Hillard and Huang are leading a $1 million
fundraising effort to replace the old pianos
with instruments built by Steinway & Sons
and earn the college the designation as an
“All-Steinway School.”
“Steinway pianos are the industry
standard. They are recognized the world
over as among the finest instruments,”
Hillard said. “Unlike other pianos, Steinways
are completely handmade by workers who
in some cases are 4th and 5th generation
Steinway craftsman. Steinway pianos actual
appreciate in value, as opposed to other
makes.” Hillard recently traveled to New York to
meet with Steinway representatives about
its pianos, and Steinway loaned Darton the
piano on which Huang performed her Nov. 5
recital. Though the recital, held in the Darton
Theater, was free to the public, it was the first
event to raise public awareness for Darton’s
need for new pianos and kick of a fundraising
campaign. Hillard says he hopes the event,
along with other efforts to come, will
encourage donations to meet the $1 million
The plans call for 17 new Steinway pianos
of various sizes and price ranges for Darton’s
campus. The largest, and, at $148,400, the
most-expensive piano on Darton’s wish list,
is a 9-foot grand piano, which would have
a permanent home in the Darton Theater.
A total of seven smaller pianos totaling
$471, 400, would be designated for faculty
use, with nine more allocated for classroom
and student use.
Important for the “All-Steinway”
designation is a further $56,000 set aside
for maintenance by Steinway-certified
technicians. According to the Steinway
Web site, a school with an “All-Steinway”
designation must have its pianos serviced
by Steinway-approved technicians, and its
pianos are subject to periodic inspections by
the company. Those institutions that don’t
meet the standards – which includes the
requirement that at least 90 percent of the
pianos on campus be Steinways – risk having
the status revoked.
If Darton can meet the requirements, it
would join an elite fraternity of about 150
institutions with the designation.

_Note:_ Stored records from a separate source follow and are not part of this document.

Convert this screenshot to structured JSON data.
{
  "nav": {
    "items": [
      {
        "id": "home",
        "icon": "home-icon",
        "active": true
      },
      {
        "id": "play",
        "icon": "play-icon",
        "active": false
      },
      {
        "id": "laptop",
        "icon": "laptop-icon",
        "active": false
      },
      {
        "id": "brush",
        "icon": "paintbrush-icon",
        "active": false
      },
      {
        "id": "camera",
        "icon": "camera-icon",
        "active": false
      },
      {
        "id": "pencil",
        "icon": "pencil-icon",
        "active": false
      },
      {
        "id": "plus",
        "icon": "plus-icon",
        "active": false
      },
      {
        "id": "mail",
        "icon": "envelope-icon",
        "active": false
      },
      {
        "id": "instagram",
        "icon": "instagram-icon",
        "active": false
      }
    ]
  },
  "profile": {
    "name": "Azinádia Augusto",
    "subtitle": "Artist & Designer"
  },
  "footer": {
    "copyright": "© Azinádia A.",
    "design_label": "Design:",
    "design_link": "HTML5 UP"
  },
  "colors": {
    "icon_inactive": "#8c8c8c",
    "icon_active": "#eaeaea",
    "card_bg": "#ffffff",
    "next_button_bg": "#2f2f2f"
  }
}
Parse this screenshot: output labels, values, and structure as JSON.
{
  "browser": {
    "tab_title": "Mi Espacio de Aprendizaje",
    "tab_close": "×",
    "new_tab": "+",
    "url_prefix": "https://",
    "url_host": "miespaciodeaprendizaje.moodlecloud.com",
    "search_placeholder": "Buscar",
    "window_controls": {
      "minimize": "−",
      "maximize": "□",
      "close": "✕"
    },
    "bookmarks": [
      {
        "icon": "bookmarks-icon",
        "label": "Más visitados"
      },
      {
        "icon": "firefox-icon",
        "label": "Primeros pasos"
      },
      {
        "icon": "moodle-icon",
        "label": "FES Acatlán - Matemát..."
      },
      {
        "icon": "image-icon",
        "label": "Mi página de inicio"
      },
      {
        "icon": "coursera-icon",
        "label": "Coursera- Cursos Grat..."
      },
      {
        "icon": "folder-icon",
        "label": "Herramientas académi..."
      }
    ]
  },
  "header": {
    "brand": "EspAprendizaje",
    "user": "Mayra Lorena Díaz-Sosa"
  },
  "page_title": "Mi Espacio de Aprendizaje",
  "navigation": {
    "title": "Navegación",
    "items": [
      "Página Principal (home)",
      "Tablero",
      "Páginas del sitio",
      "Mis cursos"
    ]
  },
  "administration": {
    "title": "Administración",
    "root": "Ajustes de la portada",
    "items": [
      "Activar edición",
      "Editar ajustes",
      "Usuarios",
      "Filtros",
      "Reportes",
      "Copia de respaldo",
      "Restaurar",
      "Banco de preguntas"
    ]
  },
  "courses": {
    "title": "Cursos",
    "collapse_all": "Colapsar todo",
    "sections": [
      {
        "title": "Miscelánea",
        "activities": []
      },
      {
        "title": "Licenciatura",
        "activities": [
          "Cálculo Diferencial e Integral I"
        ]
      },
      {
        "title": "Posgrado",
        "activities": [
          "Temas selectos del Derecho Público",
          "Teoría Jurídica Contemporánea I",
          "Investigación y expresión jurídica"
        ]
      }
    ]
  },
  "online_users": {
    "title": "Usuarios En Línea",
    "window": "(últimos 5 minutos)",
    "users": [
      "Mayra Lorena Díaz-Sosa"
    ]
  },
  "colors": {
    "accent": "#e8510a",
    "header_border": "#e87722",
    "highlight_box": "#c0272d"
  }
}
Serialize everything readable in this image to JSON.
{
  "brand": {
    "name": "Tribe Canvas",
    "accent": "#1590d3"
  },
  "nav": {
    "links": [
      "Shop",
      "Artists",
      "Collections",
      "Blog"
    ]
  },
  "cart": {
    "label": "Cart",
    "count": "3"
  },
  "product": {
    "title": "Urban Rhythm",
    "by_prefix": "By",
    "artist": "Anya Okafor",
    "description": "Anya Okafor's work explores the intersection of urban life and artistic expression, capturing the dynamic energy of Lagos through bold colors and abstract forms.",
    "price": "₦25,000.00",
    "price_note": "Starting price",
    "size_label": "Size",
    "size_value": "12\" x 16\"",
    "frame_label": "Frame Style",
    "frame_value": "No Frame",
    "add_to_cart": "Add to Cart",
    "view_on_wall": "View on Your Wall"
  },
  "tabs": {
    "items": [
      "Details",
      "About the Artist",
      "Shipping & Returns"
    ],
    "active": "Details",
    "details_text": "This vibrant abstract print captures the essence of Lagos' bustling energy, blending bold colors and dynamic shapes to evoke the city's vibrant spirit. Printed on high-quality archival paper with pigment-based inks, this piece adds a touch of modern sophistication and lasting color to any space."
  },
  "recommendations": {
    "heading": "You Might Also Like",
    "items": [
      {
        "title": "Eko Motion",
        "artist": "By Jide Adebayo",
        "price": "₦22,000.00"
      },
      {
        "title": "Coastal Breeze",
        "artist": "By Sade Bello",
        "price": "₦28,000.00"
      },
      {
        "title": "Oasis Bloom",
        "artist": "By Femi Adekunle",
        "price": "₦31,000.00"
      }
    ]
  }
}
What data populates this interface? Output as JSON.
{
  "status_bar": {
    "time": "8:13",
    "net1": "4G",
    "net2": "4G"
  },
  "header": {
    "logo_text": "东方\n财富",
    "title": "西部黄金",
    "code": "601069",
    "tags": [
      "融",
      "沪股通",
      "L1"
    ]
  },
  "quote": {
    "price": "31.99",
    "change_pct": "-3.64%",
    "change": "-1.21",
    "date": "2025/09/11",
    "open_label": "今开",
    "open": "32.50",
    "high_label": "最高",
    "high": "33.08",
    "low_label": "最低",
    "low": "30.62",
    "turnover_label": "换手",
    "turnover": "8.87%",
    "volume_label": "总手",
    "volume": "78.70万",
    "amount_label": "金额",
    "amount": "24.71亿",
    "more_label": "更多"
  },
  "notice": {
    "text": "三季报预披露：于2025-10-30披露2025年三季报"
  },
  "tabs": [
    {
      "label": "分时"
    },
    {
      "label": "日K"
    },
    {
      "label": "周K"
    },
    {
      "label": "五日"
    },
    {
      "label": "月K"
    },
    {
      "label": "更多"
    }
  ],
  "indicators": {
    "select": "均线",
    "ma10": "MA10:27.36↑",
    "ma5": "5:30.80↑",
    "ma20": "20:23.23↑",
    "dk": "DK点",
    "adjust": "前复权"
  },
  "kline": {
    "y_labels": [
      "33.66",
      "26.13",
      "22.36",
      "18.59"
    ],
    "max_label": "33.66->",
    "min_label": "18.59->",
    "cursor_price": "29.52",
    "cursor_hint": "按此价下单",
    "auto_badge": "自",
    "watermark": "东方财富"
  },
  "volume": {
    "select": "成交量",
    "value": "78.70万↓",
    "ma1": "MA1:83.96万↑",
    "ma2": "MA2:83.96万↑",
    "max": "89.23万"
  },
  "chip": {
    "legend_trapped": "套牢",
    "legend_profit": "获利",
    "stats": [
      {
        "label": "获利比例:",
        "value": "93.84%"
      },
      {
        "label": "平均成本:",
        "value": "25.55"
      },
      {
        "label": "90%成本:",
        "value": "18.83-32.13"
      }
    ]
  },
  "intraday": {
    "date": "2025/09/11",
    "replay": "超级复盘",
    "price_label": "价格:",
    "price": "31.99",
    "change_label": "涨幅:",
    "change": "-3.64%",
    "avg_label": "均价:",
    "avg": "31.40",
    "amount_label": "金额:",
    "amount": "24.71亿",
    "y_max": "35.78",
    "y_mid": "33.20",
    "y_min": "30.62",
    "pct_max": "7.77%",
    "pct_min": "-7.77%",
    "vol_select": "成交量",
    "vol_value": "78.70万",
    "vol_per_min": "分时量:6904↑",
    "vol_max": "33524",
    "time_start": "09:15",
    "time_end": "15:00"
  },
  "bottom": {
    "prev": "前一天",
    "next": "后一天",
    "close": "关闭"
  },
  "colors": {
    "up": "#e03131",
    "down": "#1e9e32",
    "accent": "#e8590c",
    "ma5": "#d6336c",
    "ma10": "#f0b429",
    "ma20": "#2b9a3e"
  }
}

Member
institutions span the globe: University of
London, University of South Africa, and the
China Conservatory of Music are among those
currently listed as members.
Though the desire to have all Steinways
on campus might seem ambitious for
Darton, music major Taylor Roland says the
designation is something that would help
attract and retain the best music students.
“There’s nothing like the classic sound of a
Steinway. You can get more-expensive pianos,
but Steinway is the best,” Roland said.
Hillard stated that the formal fundraising
for the new instruments will get under way as
early as spring semester 2014.
“We would like the pianos as soon as
possible, due to the unacceptable condition of
our current pianos – hopefully, in a year.”